Is there a fast off the shelf implementation of maximum cardinality bipartite matching in C or Python?
I tried networkx, but it is very slow. I have a two-layer graph with about 1000 nodes in each layer. The density varies. What is the time I can expect for this setting?
I see this post Fast max-flow min-cut library for Python, but is there anything faster?
SciPy, as of version 1.4.0, contains an implementation of Hopcroft--Karp in scipy.sparse.csgraph.maximum_bipartite_matching that compares favorably to NetworkX, performance-wise. The function exists in previous versions as well but then assumes a perfect matching to; this assumption is lifted in 1.4.0.
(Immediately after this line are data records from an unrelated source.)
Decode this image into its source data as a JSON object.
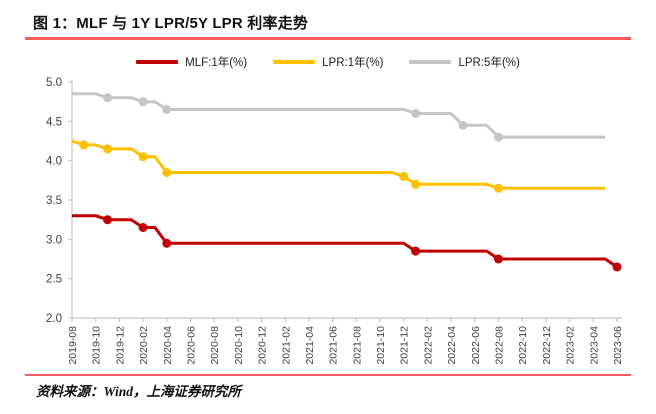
{
  "title": "图 1：MLF 与 1Y LPR/5Y LPR 利率走势",
  "source": "资料来源：Wind，上海证券研究所",
  "colors": {
    "accent_rule": "#FA5C5C",
    "axis": "#C6C6C6",
    "tick_label": "#3F3F3F",
    "mlf_red": "#C00000",
    "lpr1y_yellow": "#FFC000",
    "lpr5y_gray": "#C5C5C5"
  },
  "chart_data": {
    "type": "line",
    "title": "图 1：MLF 与 1Y LPR/5Y LPR 利率走势",
    "xlabel": "",
    "ylabel": "",
    "ylim": [
      2.0,
      5.0
    ],
    "y_ticks": [
      2.0,
      2.5,
      3.0,
      3.5,
      4.0,
      4.5,
      5.0
    ],
    "grid": false,
    "legend_position": "top-center",
    "x_tick_every": 2,
    "x": [
      "2019-08",
      "2019-09",
      "2019-10",
      "2019-11",
      "2019-12",
      "2020-01",
      "2020-02",
      "2020-03",
      "2020-04",
      "2020-05",
      "2020-06",
      "2020-07",
      "2020-08",
      "2020-09",
      "2020-10",
      "2020-11",
      "2020-12",
      "2021-01",
      "2021-02",
      "2021-03",
      "2021-04",
      "2021-05",
      "2021-06",
      "2021-07",
      "2021-08",
      "2021-09",
      "2021-10",
      "2021-11",
      "2021-12",
      "2022-01",
      "2022-02",
      "2022-03",
      "2022-04",
      "2022-05",
      "2022-06",
      "2022-07",
      "2022-08",
      "2022-09",
      "2022-10",
      "2022-11",
      "2022-12",
      "2023-01",
      "2023-02",
      "2023-03",
      "2023-04",
      "2023-05",
      "2023-06"
    ],
    "series": [
      {
        "name": "MLF:1年(%)",
        "color": "#C00000",
        "values": [
          3.3,
          3.3,
          3.3,
          3.25,
          3.25,
          3.25,
          3.15,
          3.15,
          2.95,
          2.95,
          2.95,
          2.95,
          2.95,
          2.95,
          2.95,
          2.95,
          2.95,
          2.95,
          2.95,
          2.95,
          2.95,
          2.95,
          2.95,
          2.95,
          2.95,
          2.95,
          2.95,
          2.95,
          2.95,
          2.85,
          2.85,
          2.85,
          2.85,
          2.85,
          2.85,
          2.85,
          2.75,
          2.75,
          2.75,
          2.75,
          2.75,
          2.75,
          2.75,
          2.75,
          2.75,
          2.75,
          2.65
        ],
        "marker_indices": [
          3,
          6,
          8,
          29,
          36,
          46
        ]
      },
      {
        "name": "LPR:1年(%)",
        "color": "#FFC000",
        "values": [
          4.25,
          4.2,
          4.2,
          4.15,
          4.15,
          4.15,
          4.05,
          4.05,
          3.85,
          3.85,
          3.85,
          3.85,
          3.85,
          3.85,
          3.85,
          3.85,
          3.85,
          3.85,
          3.85,
          3.85,
          3.85,
          3.85,
          3.85,
          3.85,
          3.85,
          3.85,
          3.85,
          3.85,
          3.8,
          3.7,
          3.7,
          3.7,
          3.7,
          3.7,
          3.7,
          3.7,
          3.65,
          3.65,
          3.65,
          3.65,
          3.65,
          3.65,
          3.65,
          3.65,
          3.65,
          3.65
        ],
        "marker_indices": [
          1,
          3,
          6,
          8,
          28,
          29,
          36
        ]
      },
      {
        "name": "LPR:5年(%)",
        "color": "#C5C5C5",
        "values": [
          4.85,
          4.85,
          4.85,
          4.8,
          4.8,
          4.8,
          4.75,
          4.75,
          4.65,
          4.65,
          4.65,
          4.65,
          4.65,
          4.65,
          4.65,
          4.65,
          4.65,
          4.65,
          4.65,
          4.65,
          4.65,
          4.65,
          4.65,
          4.65,
          4.65,
          4.65,
          4.65,
          4.65,
          4.65,
          4.6,
          4.6,
          4.6,
          4.6,
          4.45,
          4.45,
          4.45,
          4.3,
          4.3,
          4.3,
          4.3,
          4.3,
          4.3,
          4.3,
          4.3,
          4.3,
          4.3
        ],
        "marker_indices": [
          3,
          6,
          8,
          29,
          33,
          36
        ]
      }
    ]
  }
}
Exactly how well it does will depend on the structure of the bipartite graph, but just by taking random graphs (and ignoring the time it will take NetworkX to initialize the underlying data structures), I get around 200x performance improvements:
import networkx as nx
from scipy.sparse import rand
from scipy.sparse.csgraph import maximum_bipartite_matching
n = 5000
graph = rand(n, n, density=.1, format='csr', random_state=42)
G = nx.algorithms.bipartite.from_biadjacency_matrix(graph)
>>> %timeit maximum_bipartite_matching(graph, perm_type='column')
8.95 ms ± 183 µs per loop (mean ± std. dev. of 7 runs, 100 loops each)
>>> %timeit nx.algorithms.bipartite.maximum_matching(G, top_nodes=range(n))
2.01 s ± 118 ms per loop (mean ± std. dev. of 7 runs, 1 loop each)
Well, if you intend to use the network flow approach, all the algorithms available seem to have a factor of at least O(|V||E|) in their time complexity, or even more (e.g. O(|V|^2|E|) ) in most cases.
If you have a graph with 2000 nodes, even if the number of edges |E| is linear to the number of vertices, |V|, an algorithm with the time complexity O(|V|^2|E|) would result in an execution time as long as a couple of minutes in an average everyday computer. If the graph is dense, and |E| is linear to |V|^2, then it would possibly take days to execute.
An alternative algorithm to solve this bipartite maximal matching problem may be Hopcroft-Karp algorithm. It starts by having an empty set M for a bipartite matching, and tries expanding M by finding augmenting paths in the given graph. The algorithm has O(|E|√|V|) complexity, which is better than the network-flow flavored algorithms like Push Relabel or Edmonds-Karp.
Also, there already is a Python library implementing Hopcroft-Karp algorithm, which I believe was another thing you were looking for.